Dans les nuages

Baptême de l'air

Écrit par Marc pour le .

L’aéroport de მესტია (Mestia). On est passé devant un sacré nombre de fois. Un seul avion y atterrit et y décolle, un petit coucou de 15 places. On le voit passer une fois par jour au max.

À force, une idée nous est venue. Et si nous allions voir les montagnes des Svanétie depuis les nuages ? Ce serait la première fois que les enfants montent dans un avion !

Réserver une place dans ce coucou n’est pas une mince affaire et il faut être chanceux pour y trouver un siège libre tant de nombreuses personnes souhaitent utiliser ce transport.
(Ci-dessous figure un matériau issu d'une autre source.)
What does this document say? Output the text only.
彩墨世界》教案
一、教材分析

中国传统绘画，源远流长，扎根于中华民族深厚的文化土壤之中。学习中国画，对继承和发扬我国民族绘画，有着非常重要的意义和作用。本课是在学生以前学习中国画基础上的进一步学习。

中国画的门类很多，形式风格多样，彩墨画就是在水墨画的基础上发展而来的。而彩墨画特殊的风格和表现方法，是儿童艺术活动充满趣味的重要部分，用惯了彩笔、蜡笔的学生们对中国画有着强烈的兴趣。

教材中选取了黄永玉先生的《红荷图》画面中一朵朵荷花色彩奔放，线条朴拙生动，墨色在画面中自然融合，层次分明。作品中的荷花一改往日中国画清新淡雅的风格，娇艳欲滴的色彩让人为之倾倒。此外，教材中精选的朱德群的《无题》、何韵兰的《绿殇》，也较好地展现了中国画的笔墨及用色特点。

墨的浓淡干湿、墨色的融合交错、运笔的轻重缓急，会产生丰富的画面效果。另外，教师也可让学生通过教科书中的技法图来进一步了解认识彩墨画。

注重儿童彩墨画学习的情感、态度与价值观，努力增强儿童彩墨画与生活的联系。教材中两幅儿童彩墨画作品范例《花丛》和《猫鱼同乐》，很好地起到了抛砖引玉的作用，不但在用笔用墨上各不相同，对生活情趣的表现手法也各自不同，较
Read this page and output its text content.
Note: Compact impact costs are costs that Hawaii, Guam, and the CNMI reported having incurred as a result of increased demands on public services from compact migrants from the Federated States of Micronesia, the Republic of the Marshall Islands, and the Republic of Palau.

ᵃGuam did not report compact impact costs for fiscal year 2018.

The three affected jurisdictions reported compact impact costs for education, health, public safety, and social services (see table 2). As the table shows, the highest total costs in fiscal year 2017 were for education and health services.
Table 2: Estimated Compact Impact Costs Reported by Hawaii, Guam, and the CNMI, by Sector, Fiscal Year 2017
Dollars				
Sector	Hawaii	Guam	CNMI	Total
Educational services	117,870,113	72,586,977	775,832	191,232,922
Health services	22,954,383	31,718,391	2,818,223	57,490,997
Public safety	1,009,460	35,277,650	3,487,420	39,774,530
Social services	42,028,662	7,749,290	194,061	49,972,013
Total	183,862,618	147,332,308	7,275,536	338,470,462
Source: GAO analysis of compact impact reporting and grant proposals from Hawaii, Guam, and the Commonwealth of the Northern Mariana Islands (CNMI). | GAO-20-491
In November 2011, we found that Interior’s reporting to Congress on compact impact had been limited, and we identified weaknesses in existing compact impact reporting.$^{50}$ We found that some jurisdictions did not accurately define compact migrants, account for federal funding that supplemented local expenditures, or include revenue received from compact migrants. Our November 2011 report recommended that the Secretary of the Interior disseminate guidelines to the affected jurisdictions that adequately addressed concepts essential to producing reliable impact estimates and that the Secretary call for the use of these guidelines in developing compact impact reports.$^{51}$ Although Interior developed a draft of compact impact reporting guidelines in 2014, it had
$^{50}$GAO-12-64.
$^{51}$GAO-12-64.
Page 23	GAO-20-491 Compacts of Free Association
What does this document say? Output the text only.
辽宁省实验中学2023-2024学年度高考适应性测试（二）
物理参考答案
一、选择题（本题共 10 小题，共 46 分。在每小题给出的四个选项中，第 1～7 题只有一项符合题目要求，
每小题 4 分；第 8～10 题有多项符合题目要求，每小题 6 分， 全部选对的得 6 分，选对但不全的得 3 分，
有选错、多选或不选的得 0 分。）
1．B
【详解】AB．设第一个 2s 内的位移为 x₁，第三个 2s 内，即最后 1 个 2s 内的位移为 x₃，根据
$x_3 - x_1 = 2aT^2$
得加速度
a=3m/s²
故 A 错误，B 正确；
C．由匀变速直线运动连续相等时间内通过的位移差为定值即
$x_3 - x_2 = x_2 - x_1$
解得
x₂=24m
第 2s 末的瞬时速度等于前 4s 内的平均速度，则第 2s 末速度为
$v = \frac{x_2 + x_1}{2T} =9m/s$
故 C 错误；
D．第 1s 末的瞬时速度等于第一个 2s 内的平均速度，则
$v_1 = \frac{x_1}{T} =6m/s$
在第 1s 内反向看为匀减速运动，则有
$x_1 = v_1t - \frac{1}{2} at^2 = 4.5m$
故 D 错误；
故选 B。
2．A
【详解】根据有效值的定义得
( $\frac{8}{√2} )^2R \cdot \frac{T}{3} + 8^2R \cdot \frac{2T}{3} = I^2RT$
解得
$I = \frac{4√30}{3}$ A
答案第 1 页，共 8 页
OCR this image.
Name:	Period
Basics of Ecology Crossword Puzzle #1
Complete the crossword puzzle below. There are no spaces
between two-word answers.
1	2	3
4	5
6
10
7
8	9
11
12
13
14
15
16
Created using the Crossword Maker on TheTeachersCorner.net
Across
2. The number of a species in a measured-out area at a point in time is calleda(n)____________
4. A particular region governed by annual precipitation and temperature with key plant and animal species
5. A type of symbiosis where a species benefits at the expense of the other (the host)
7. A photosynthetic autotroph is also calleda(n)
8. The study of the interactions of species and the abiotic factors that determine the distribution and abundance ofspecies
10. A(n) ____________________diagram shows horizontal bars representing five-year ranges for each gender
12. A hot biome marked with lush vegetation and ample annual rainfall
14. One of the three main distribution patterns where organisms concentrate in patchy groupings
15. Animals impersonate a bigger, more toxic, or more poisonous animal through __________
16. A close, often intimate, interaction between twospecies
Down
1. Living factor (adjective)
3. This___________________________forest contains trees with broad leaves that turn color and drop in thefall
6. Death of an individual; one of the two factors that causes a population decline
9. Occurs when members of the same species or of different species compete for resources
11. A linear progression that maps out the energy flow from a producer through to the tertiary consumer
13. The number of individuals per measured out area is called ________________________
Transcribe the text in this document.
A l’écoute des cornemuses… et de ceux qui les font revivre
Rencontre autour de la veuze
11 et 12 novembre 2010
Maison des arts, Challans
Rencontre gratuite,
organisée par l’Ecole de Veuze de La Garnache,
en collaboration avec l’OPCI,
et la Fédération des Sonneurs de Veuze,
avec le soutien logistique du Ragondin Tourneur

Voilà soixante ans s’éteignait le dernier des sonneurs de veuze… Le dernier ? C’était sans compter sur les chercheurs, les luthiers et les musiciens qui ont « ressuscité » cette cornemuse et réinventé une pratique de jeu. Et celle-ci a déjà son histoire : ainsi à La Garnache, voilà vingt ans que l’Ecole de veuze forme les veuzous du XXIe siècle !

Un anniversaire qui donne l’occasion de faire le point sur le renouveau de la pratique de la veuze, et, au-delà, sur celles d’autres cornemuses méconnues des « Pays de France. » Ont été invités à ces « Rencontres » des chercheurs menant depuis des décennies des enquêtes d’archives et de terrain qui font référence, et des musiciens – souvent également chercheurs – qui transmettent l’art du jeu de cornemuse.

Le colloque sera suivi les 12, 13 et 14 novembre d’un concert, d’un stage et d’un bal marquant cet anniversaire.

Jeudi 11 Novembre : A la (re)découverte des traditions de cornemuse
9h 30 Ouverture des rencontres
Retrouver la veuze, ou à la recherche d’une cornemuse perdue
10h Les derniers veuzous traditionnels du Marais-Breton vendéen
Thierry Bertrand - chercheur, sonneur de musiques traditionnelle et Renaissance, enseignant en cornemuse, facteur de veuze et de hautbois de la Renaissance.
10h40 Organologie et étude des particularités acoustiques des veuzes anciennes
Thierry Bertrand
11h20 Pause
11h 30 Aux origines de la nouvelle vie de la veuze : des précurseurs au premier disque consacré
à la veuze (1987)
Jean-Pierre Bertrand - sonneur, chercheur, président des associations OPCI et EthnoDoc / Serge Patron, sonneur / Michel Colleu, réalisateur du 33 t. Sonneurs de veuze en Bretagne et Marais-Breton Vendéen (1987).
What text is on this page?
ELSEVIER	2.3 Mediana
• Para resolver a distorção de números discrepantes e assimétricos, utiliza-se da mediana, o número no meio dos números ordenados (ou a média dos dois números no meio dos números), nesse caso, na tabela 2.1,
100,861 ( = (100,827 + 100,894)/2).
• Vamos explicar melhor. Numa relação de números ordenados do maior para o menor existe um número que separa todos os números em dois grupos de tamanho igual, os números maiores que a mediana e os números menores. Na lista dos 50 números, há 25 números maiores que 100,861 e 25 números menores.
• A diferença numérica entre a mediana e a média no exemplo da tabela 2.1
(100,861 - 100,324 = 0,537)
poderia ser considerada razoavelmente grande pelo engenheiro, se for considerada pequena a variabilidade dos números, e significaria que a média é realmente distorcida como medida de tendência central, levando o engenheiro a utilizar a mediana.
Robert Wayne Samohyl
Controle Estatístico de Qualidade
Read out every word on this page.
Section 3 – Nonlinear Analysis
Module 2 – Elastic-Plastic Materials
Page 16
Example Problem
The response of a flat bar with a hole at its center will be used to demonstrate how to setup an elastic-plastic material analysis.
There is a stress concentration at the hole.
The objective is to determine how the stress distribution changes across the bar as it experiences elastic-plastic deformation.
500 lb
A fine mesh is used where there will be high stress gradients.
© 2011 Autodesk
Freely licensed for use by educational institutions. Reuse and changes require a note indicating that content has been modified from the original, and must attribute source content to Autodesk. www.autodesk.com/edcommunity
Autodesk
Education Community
Alors 4 sièges…

Bien sûr, le site mobile dysfonctionne allègrement, bien sûr, personne ne parle anglais et il faut passer par le site web pour réserver. Une âme bien intentionnée me prête son ordinateur pour que je puisse partir à la recherche des fameux billets. Aucune place pour თბილისი (Tbilissi) ce mois-ci. Les places sont mises en vente pour un mois seulement. Mais, il y avait 4 places pour le 17 juin pour aller à ქუთაისი (Kutaisi) alors je les ai prises.

Et voilà, nous sommes le 17.

C’était donc la dernière nuit en Svanétie et c’est pour cela que nous avons changé de maison d’hôtes, pour se rapprocher de l’aéroport.

Nous nous y rendons à pieds. Nous nous présentons au guichet, faisons peser nos bagages (pas plus de 15kg par personne, ça fait 60kg pour nous quatre). Ça passe, ouf, mais nous ne sommes pas loin de la limite.

On voit l’avion débarquer, les passagers descendre, nos bagages partir dans la soute qui est dans le nez de l’avion puis nous sommes invités à rejoindre l’aéronef. C’est excitant !

Il fait grand beau, quelle chance.

L’équipage, c’est le pilote et le copilote. Le copilote nous fait l’explication des consignes de sécurité puis s’assoit à sa place. Le cockpit est ouvert, on voit une épaule de chaque membre de l’équipage déborder de la séparation matérielle qui se trouve face à nous.

Allumage d’un moteur, l’hélice se met à tourner. De plus en plus vite. Allumage du deuxième moteur. Idem. Et en piste.

Nous nous élevons et survolons la ville, les montagnes se montrent à nous sous un autre jour, c’est magnifique, magique !

Nous touchons les nuages, rentrons un peu dedans. Nous sommes entourés de sommets enneigés.

Puis les sommets baissent, moins de neige, plus d’arbres, les reliefs s’apaisent, se liment, se rabotent, plus de champs, plus de villes, plus de routes et voilà ქუთაისი en vue.

La descente est très violente pour Lucie qui souffre affreusement des oreilles. L’habitacle n’est pas pressurisé !

L’atterrissage se fait en douceur, nous montons dans la navette qui nous emmène à la porte du terminal vide. Nous récupérons nos bagages sur les superbes tapis roulants qui semblent démesurés face à la rareté des sacs et nous voilà dehors, où un bus nous attend pour nous emmener au centre ville.

Trente minutes. Le vol a duré à peine trente minutes. C’est six à huit heures de route avec le marchrutka. Nous sommes arrivés d’autant plus vite que nous sommes partis en avance !

Il fait très chaud pour nous qui descendons des montagnes, mis bien moins qu’en France où la canicule pré-estivale sévit déjà. Cela nous aide à relativiser.

Nous rejoignons la maison d’hôtes où nous dormons ce soir, demain matin, nous irons prendre le bus pour თბილისი (Tbilisi) puis un marchrutka pour ბაზალეთი (Bazaleti) où nous trouverons un endroit pour poser notre tente. C’est fou.